In discussing the Gerstein report, the pamphlet states that "Gerstein's sister was congenitally insane and died by euthanasia", effectively admitting the mass murder of civilians by the Nazis in the T4 program.

In writing his booklet, Verrall had used material published in the 1950s and 1960s and most of the inaccuracies of his booklet were errors originally made by Paul Rassinier whose works Verrall had used extensively.

==Supreme Court of Canada case==
The booklet was examined by the Supreme Court of Canada in 1985 and 1988 in the prosecution of the publisher Zündel under the Criminal Code, section 181, of spreading false news. The 1985 conviction was overturned on appeal, leading to a second prosecution in 1988 which again resulted in a sentence of 15 months.

As part of Zündel's legal defence, Zündel hired Fred A. Leuchter to visit the Auschwitz and Majdanek concentration camps. At the trial, Leuchter was required to defend his report in his capacity as expert witness; however, he was dismissed because during the proceedings it became apparent that he had neither the qualifications nor experience to act as such. The 1988 trial judge concluded that the booklet "misrepresented the work of historians, misquoted witnesses, fabricated evidence, and cited non-existent authorities."

The Supreme Court did find that in the previous lower court trial, the jury were improperly instructed:

The jury was instructed that it was entitled to infer from the judge's instruction that because the Holocaust must be regarded as proven, the accused must have known it to be proven and must be taken to have published his pamphlet deliberately for personal motives, knowing the falsity of his assertion to the contrary. ... The verdict flowed inevitably from the indisputable fact of the publication of the pamphlet, its contents' divergence from the accepted history of the Holocaust, and the public interest in maintaining racial and religious tolerance.

However, in reviewing the proceedings of the lower court trial, the Supreme Court were convinced that the facts in the pamphlet were indeed false:

[During the previous trial] the appellant's allegations of fact in the pamphlet were divided into 85 extracts and rebutted one by one. The trial judge summarized this material at length for the jury but it will suffice here to point only to some of the more egregious examples. The pamphlet alleged that a memorandum from Joseph Goebbels revealed that the Final Solution was never more than a plan to evacuate Jews to Madagascar.
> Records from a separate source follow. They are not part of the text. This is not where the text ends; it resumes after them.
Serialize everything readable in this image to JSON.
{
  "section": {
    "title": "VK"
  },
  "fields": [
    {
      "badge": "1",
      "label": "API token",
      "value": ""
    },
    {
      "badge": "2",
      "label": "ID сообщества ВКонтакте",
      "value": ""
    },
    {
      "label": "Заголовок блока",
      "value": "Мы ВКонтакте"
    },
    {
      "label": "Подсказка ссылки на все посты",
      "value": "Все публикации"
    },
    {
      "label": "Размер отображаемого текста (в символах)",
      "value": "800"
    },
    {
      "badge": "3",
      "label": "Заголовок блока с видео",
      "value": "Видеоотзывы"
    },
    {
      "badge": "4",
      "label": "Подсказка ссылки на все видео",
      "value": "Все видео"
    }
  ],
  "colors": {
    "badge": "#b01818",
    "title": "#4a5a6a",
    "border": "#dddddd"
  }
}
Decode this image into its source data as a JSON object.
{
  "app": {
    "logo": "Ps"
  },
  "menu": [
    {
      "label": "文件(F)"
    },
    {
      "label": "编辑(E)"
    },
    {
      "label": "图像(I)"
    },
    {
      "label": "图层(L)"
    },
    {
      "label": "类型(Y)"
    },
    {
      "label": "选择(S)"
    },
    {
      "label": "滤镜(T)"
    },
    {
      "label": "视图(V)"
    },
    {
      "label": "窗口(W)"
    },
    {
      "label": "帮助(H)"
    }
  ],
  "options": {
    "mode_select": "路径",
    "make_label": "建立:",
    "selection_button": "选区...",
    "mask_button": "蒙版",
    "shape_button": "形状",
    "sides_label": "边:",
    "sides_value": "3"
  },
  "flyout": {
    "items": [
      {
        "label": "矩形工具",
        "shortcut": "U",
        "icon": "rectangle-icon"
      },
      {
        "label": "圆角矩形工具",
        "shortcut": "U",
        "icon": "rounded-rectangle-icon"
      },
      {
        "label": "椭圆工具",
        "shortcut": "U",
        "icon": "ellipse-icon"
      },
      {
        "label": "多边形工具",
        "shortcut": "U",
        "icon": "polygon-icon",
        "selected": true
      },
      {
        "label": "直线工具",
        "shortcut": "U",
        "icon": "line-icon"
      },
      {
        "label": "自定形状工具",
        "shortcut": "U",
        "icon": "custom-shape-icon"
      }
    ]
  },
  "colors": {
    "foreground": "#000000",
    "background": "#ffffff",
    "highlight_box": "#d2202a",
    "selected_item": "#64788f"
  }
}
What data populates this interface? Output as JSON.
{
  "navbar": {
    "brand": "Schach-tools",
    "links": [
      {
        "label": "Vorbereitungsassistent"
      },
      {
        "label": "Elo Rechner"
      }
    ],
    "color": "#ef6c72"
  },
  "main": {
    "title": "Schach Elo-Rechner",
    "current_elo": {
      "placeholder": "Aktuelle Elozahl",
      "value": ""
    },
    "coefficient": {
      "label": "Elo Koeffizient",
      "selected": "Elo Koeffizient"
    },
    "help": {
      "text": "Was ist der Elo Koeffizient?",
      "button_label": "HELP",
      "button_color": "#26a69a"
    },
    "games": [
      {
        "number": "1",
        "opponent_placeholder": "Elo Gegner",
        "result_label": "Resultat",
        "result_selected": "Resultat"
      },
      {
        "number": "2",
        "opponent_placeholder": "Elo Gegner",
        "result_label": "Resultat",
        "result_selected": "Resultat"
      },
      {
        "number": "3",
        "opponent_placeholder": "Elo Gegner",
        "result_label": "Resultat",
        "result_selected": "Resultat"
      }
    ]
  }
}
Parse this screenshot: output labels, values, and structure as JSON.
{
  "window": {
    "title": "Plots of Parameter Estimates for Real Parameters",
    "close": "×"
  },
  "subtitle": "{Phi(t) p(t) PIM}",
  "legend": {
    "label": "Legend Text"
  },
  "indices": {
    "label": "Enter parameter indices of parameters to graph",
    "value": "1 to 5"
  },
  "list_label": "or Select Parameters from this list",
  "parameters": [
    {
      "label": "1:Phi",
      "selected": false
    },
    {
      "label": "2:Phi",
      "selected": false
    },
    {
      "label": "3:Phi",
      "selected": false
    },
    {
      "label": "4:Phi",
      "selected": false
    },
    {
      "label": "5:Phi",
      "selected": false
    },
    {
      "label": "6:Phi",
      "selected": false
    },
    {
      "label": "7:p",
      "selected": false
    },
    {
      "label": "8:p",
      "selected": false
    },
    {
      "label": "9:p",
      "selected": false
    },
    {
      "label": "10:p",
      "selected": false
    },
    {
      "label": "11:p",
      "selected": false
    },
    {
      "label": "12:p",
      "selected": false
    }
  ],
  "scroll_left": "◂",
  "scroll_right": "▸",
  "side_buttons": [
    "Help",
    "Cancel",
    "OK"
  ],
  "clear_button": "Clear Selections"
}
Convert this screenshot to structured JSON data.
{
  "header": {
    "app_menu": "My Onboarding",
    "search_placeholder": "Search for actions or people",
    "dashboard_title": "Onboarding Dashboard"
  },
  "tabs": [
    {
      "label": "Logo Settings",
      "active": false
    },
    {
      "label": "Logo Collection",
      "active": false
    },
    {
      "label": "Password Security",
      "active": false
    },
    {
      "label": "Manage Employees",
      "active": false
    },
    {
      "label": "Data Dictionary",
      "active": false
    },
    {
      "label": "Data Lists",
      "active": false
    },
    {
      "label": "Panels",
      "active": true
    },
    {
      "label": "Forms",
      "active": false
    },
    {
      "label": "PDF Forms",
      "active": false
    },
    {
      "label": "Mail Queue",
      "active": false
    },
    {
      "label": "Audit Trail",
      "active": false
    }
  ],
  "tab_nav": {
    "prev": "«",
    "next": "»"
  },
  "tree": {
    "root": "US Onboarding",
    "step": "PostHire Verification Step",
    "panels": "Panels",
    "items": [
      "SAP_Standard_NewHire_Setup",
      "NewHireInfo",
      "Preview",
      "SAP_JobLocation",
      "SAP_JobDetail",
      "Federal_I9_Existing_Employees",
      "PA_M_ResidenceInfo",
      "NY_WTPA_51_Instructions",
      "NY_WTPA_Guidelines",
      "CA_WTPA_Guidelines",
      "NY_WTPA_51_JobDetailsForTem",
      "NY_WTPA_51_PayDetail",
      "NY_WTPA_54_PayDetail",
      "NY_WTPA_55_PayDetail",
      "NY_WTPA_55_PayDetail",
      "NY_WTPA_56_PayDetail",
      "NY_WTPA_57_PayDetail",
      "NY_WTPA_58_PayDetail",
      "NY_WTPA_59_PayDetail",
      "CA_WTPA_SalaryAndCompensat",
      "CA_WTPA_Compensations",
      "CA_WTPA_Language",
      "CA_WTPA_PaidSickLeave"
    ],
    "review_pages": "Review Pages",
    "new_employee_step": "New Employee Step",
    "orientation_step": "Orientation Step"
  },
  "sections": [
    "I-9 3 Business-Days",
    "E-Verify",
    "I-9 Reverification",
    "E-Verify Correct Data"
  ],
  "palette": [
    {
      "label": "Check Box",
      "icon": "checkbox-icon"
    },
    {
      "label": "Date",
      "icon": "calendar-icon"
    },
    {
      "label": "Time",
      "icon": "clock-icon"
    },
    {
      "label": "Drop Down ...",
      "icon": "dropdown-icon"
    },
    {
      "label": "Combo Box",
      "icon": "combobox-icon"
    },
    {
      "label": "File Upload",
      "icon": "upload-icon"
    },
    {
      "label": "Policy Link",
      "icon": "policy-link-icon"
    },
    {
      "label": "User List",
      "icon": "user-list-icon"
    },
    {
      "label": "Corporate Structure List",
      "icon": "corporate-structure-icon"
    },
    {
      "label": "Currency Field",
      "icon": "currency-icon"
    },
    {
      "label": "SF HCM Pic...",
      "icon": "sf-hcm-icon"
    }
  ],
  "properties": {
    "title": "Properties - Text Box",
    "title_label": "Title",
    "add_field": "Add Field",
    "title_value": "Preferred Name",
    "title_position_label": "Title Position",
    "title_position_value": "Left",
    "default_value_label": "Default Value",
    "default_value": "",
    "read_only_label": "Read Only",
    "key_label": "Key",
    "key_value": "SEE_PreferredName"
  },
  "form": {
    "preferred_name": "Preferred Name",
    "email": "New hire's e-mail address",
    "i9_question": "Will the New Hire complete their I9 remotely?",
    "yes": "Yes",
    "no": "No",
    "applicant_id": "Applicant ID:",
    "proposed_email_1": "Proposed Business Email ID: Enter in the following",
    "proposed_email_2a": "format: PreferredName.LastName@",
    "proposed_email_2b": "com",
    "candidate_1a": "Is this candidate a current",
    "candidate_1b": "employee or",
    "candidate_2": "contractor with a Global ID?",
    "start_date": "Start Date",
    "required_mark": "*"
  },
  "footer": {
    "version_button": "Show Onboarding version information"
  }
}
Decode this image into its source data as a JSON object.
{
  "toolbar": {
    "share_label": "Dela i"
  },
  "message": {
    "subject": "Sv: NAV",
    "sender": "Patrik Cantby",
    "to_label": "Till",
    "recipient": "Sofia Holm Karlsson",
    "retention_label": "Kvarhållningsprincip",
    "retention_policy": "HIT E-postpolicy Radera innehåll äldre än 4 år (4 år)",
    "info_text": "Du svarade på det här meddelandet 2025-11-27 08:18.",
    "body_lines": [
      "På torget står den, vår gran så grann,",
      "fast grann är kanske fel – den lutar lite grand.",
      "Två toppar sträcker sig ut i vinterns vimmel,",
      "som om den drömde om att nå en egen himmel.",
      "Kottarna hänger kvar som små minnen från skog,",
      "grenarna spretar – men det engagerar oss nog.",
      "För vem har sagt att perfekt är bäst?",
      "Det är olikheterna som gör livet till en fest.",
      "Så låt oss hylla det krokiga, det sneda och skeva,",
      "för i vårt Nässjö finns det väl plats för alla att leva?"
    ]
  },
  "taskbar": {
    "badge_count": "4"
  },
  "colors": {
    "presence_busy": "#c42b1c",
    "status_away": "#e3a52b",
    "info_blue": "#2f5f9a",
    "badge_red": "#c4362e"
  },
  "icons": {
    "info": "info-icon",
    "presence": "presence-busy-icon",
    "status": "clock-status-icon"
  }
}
It was shown that there was no such memorandum but that the reference was to Goebbels' diary entry of March 7, 1942. This diary extract was adduced and shown to state nothing of the kind. The Crown went on to point out that the entry for March 27, 1942 made clear that the Final Solution was, in fact, genocide: "Not much will remain of the Jews. On the whole, it can be said that about 60 per cent of them will have to be liquidated, whereas only about 40 per cent can be used for forced labor ..."

The pamphlet alleges that no documentary evidence exists of the Nazi plan to exterminate the Jews. The Crown adduced speeches by Heinrich Himmler, head of the SS, made on October 4, 1943, to his troops in Posen in which he refers to the program of extermination of the Jews. Himmler stated: "I also want to talk to you, quite frankly, on a very grave matter. Among ourselves it should be mentioned quite frankly, and yet we will never speak of it publicly. ... I mean the clearing out of the Jews, the extermination of the Jewish race ..."

The appellant argued that the term "exterminate" used in this passage really meant "deport". It was left to the jury to consider whether they accepted that this was a possible interpretation.

The Crown also adduced the December 9, 1942, entry in the diary of Hans Frank, Governor-General of occupied Poland's 'General Government' territory, describing the annihilation of 3.5 million Jews in the General Government and numerous documents adduced at the Nuremberg trials, including the daily reports of the Einsatzgruppen (action groups) enumerating the death tolls of Jews in the USSR. In a report to Hitler of December 20, 1942, Himmler indicates that the Einsatzgruppen had executed 363,211 Jews between August and November, 1942.

The pamphlet alleged, purportedly relying on a Red Cross report, that all concentration camps were really humane work camps. Mr. Biedermann, a delegate of the International Committee of the Red Cross, testified that the Red Cross Report pertained exclusively to prisoner of war camps as the Red Cross personnel had not been inside any camps in which civilians were detained. The Crown adduced evidence from Professor Hilberg that while some camps had labour facilities annexed to them, Belzec, Treblinka, Sobibor and Chelmno were exclusively "killing factories" and that gas chambers were in operation at Auschwitz-Birkenau and Majdanek. The numbers of Jews slaughtered was verifiable from railway records showing the payments per person made for transport to the camps. These numbers were compared with those having left the camps or who were found there after liberation.

On and on, the Crown showed that the appellant misrepresented the work of historians, misquoted witnesses, fabricated evidence, and cited non-existent authorities.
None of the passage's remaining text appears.